In 1959 Potts married a fellow student of the Sunderland College of Art, Helen Bewick. He began his professional career with a travel scholarship which enabled attendance at the [British School at Athens]. This began Potts' professional interest as a travel painter and painter of European and Mediterranean landscapes.

==Career at Brighton School of Art==

Ian Potts joined the Brighton College of Art as a painting teacher in 1963. During his long career he became Head of Painting during his career at the college, as well as Deputy Head of Fine Art. He retired in 1995, having enhanced the regional, national and international reputation of the institution, helping to guide its role in the new Brighton Polytechnic and later the University of Brighton.

Josie Reed recalls in her obituary for The Guardian in 2014 that Potts "was a popular tutor, known to his students – who included the Turner Prize winner Rachel Whiteread – as Uncle Ian. A skilled poker player, Potts held his own in games against the head of department, Gwyther Irwin, who reputedly had once earned his living playing poker."

== Career as an exhibiting artist ==
Potts was a life-long traveller, bringing this experience to his experiments with landscape composition and the watercolour medium. Of Potts' initial use of watercolour Michael Tucker notes: "it was at first its mundane convenience that drew him to it, as the most practical means of taking note of what was immediately in front of him and visually so intrigued him.

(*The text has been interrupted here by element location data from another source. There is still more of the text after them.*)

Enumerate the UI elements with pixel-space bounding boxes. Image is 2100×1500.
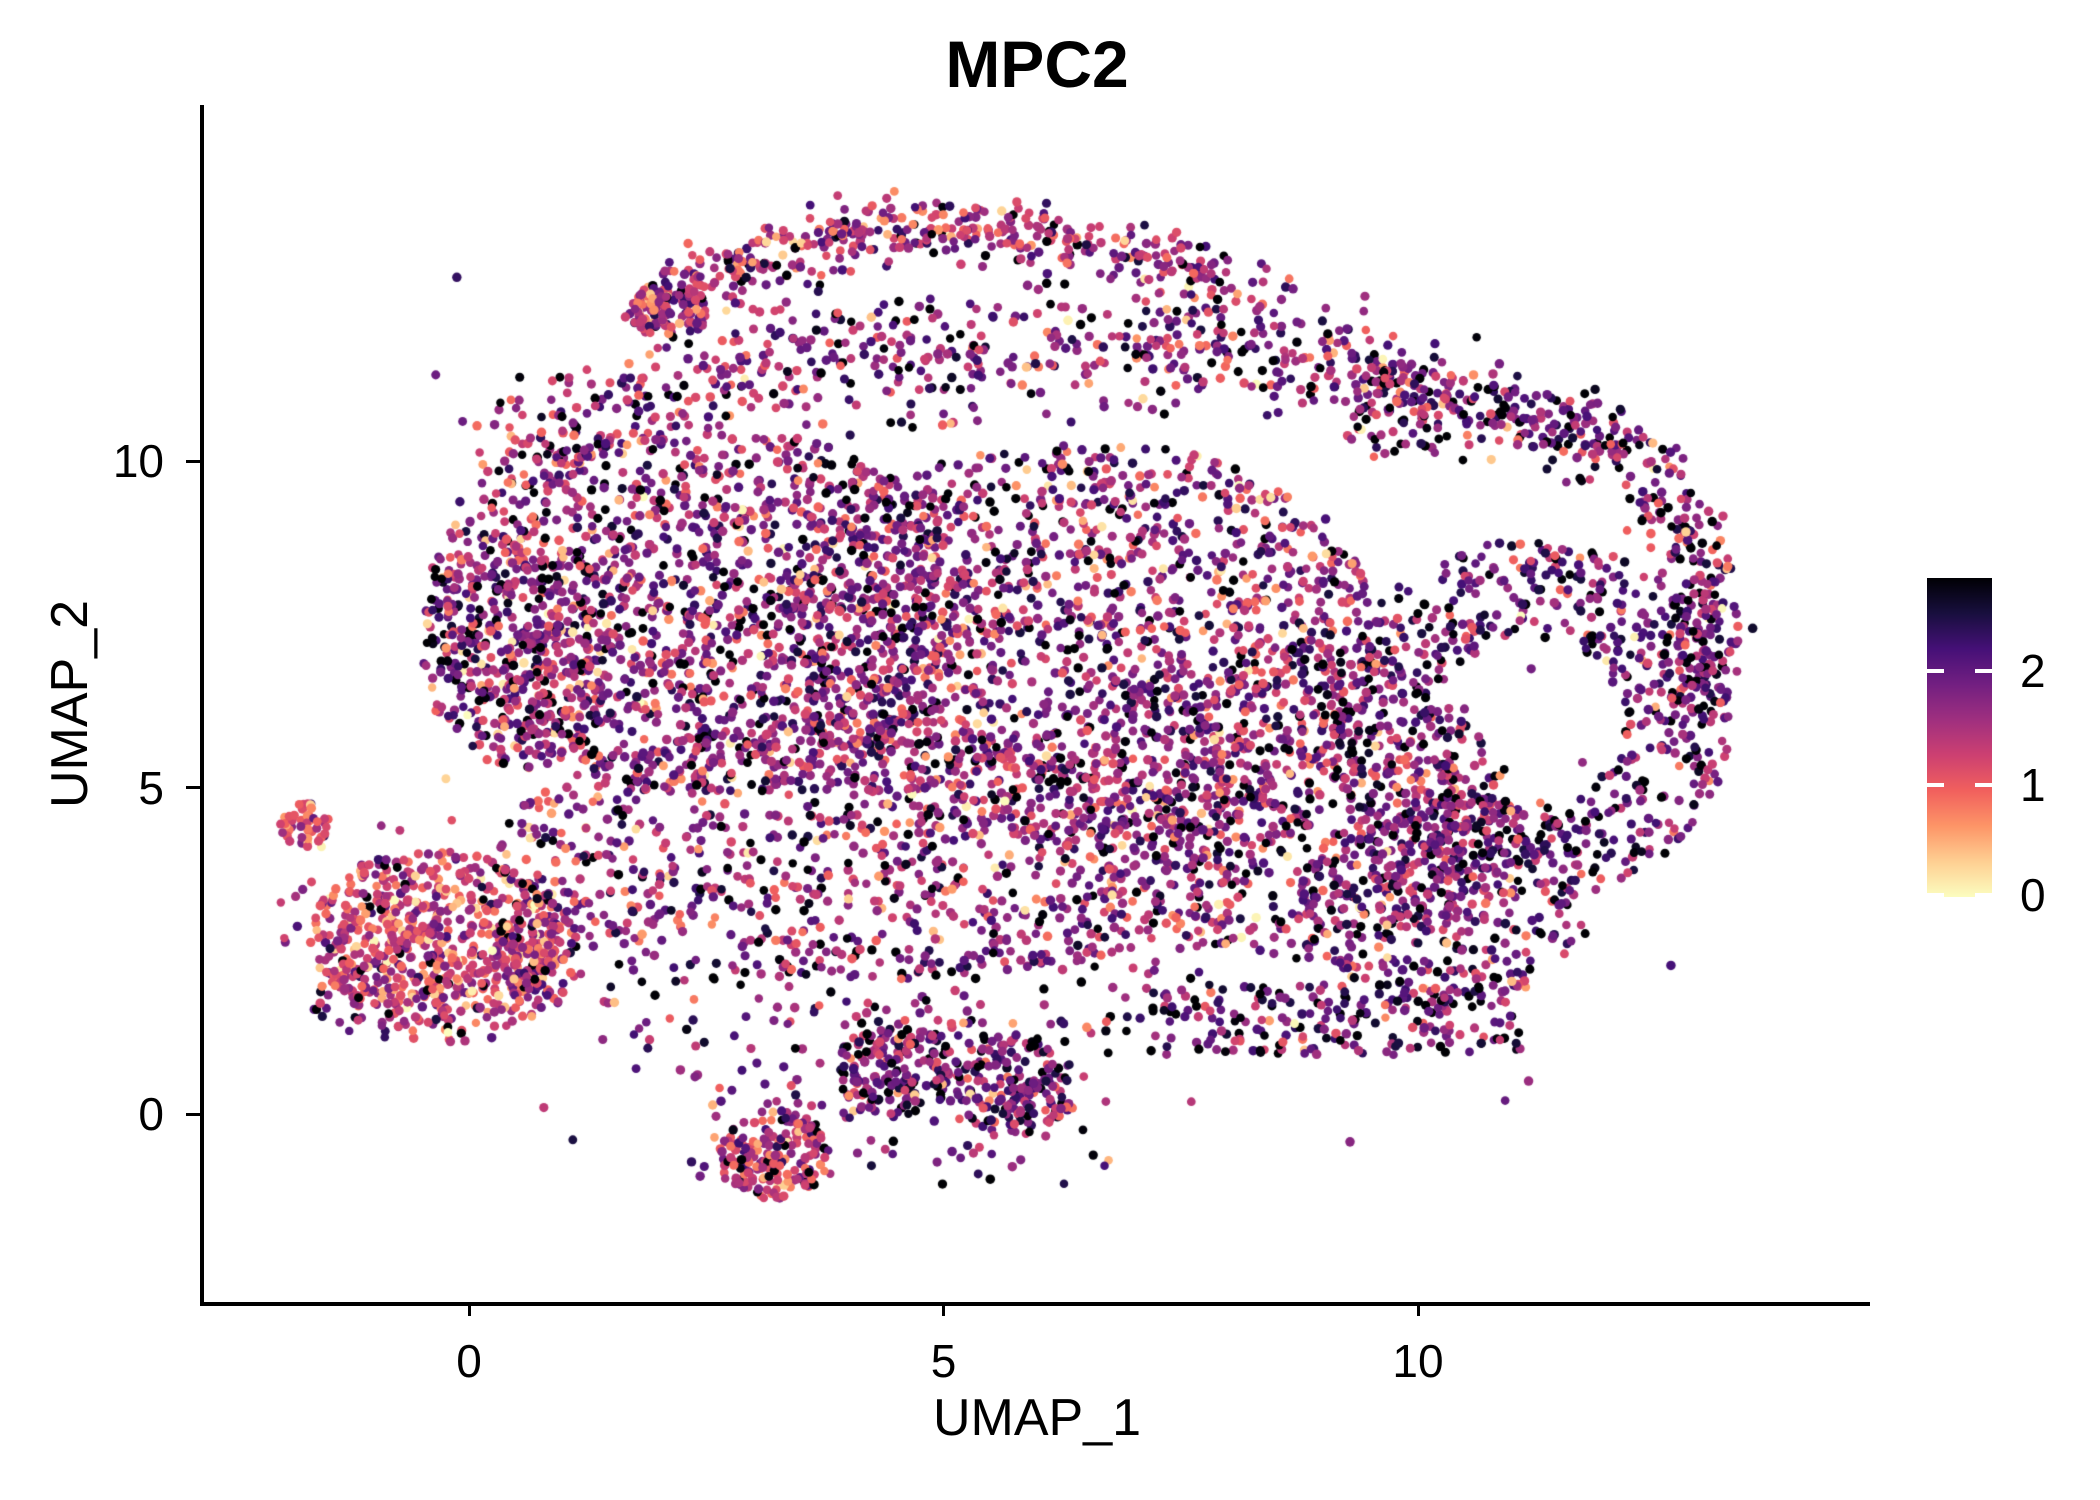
- colorbar-tick-label: 1: [2020, 759, 2046, 812]
- x-tick-mark: [467, 1302, 471, 1316]
- x-axis-title: UMAP_1: [932, 1389, 1142, 1447]
- colorbar-tick-mark: [1975, 669, 1992, 674]
- plot-title: MPC2: [945, 27, 1129, 101]
- y-tick-mark: [186, 786, 200, 789]
- x-tick-label: 10: [1392, 1335, 1444, 1387]
- y-axis-title: UMAP_2: [41, 599, 99, 809]
- colorbar-tick-mark: [1927, 783, 1944, 788]
- x-tick-label: 0: [456, 1335, 482, 1387]
- x-axis-line: [200, 1302, 1870, 1306]
- y-tick-mark: [186, 459, 200, 463]
- colorbar-tick-mark: [1927, 893, 1944, 897]
- x-tick-label: 5: [930, 1335, 957, 1387]
- y-tick-label: 10: [112, 435, 164, 487]
- colorbar-tick-mark: [1975, 893, 1992, 897]
- colorbar-tick-mark: [1975, 783, 1992, 788]
- colorbar-tick-mark: [1927, 669, 1944, 674]
- x-tick-mark: [942, 1302, 945, 1316]
- x-tick-mark: [1416, 1302, 1420, 1316]
- colorbar-tick-label: 0: [2020, 869, 2046, 921]
- y-axis-line: [200, 105, 204, 1306]
- colorbar-tick-label: 2: [2020, 645, 2046, 698]
- y-tick-mark: [186, 1112, 200, 1116]
- colorbar: [1927, 578, 1992, 897]
- y-tick-label: 5: [138, 761, 164, 814]
- y-tick-label: 0: [138, 1088, 164, 1140]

He would for ever be a great and curious traveller, and from the time, shortly after his graduation from the Royal Academy Schools, when a travel scholarship took him for a while to the British School at Athens, he would have sketch-book and box of watercolours always in his bag."

Ian Potts' travel painting included works set in Italy and Greece, Egypt and Spain, as well as much of Britain. In the late 1970s, Potts represented Great Britain in the International Painting Symposium held at Prilep in the former Yugoslavia.

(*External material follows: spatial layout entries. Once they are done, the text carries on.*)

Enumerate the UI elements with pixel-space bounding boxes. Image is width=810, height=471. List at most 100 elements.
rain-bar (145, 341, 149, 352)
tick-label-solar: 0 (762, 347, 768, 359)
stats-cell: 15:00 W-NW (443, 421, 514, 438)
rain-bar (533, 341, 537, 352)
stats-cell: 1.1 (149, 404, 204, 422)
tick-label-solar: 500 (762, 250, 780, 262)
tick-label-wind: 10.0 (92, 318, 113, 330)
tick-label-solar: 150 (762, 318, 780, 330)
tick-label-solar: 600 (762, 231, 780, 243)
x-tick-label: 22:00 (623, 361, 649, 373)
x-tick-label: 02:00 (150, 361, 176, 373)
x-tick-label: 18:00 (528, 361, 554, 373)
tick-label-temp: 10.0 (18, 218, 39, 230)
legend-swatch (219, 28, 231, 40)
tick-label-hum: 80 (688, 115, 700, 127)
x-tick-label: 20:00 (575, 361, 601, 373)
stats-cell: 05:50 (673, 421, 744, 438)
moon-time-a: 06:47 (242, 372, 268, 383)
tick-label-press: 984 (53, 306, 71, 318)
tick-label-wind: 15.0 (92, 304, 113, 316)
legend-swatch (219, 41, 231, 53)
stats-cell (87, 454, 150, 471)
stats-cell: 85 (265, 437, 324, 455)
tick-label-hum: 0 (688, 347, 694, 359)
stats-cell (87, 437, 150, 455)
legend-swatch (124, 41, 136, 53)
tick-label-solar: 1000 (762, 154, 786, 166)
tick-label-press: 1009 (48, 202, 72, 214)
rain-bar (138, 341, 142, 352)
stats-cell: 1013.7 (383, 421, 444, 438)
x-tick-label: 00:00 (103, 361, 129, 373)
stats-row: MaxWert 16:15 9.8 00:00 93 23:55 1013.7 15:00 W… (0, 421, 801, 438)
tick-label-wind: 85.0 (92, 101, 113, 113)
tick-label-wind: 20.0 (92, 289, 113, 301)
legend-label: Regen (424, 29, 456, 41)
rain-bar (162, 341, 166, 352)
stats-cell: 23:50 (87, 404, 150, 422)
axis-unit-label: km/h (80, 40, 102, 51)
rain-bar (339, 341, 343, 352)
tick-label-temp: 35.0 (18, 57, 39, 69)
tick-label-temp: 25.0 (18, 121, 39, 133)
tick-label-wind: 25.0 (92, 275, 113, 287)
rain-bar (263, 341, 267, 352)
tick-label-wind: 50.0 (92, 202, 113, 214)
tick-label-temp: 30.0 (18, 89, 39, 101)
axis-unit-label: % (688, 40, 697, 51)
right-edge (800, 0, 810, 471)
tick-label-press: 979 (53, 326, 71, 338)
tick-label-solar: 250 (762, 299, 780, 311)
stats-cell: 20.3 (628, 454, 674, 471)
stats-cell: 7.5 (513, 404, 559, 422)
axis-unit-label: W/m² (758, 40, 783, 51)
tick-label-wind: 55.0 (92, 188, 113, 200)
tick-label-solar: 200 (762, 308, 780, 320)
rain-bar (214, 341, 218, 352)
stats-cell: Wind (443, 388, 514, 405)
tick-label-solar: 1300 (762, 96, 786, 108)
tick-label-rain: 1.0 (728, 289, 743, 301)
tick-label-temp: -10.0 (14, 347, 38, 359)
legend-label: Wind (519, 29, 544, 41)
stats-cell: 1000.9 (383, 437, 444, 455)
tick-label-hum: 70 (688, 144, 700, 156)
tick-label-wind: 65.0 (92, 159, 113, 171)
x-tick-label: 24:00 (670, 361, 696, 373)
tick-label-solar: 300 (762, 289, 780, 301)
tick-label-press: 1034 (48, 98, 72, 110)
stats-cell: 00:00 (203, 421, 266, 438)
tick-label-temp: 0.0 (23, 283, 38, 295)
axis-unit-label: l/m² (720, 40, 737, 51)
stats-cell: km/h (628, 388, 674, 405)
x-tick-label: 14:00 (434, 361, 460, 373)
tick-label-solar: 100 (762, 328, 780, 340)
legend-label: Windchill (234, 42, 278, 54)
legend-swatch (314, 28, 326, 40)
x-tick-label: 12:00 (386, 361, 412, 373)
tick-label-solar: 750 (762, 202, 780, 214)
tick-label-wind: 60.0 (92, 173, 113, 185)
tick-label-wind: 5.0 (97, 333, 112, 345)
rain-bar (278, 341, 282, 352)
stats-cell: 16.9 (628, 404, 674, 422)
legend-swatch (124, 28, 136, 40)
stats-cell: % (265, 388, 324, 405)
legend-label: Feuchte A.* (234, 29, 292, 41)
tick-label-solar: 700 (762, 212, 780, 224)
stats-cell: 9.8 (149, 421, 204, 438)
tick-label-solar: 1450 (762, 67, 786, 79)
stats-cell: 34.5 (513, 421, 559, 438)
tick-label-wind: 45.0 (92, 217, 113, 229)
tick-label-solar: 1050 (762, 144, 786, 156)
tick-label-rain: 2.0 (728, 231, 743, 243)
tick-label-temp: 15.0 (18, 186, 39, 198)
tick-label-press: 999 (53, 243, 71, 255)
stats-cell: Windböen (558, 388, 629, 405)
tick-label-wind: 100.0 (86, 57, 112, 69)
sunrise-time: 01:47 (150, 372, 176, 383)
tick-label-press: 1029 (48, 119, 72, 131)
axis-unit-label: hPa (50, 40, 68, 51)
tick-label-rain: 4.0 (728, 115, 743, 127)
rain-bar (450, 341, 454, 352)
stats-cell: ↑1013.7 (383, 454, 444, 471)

Gavin Murray described his work: "But however many distinctions we may detect, and at a time when abstraction and collage are popular, Ian's work is remarkable for sustaining the representative tradition in English watercolour painting. While moving on from the Classical, the Picturesque, the Vernacular and the neo-Romantic styles that mark the history of English landscape painting Ian advanced the English watercolour tradition just as Cotman and Girtin did before him." Exhibition catalogue, 2001, Gavin Murray, Director of Keynes Gallery at the University of Kent, Canterbury.

== Later life and legacy ==

Ian Potts said, “I see my watercolours as an extension to the history of English watercolour painting – absolutely within the tradition, but moving forward a bit, I hope. There is a direct line from artists such as J. M. W. Turner and John Sell Cotman to the present day. A more modern artist I admire was Edward Burra though he was working with a world inside himself, whereas I look to the world outside.” Quoted from Ken Gofton, 'Watercolour Artist' magazine, August 2014

William Packer, principal art critic of the Financial Times 1974–2004, said, "As a painter, Ian stands quite consciously – for he knew full well what he was up to – within the great English, or rather British watercolour tradition. So much is obvious; but simply to invoke the great names of Turner or Girtin, Cox or Cotman is perhaps to miss the point, for the tradition continued to develop and ramify through the next two hundred years."

A major retrospective of Potts' work was held at the University of Brighton galleries July/August 2016.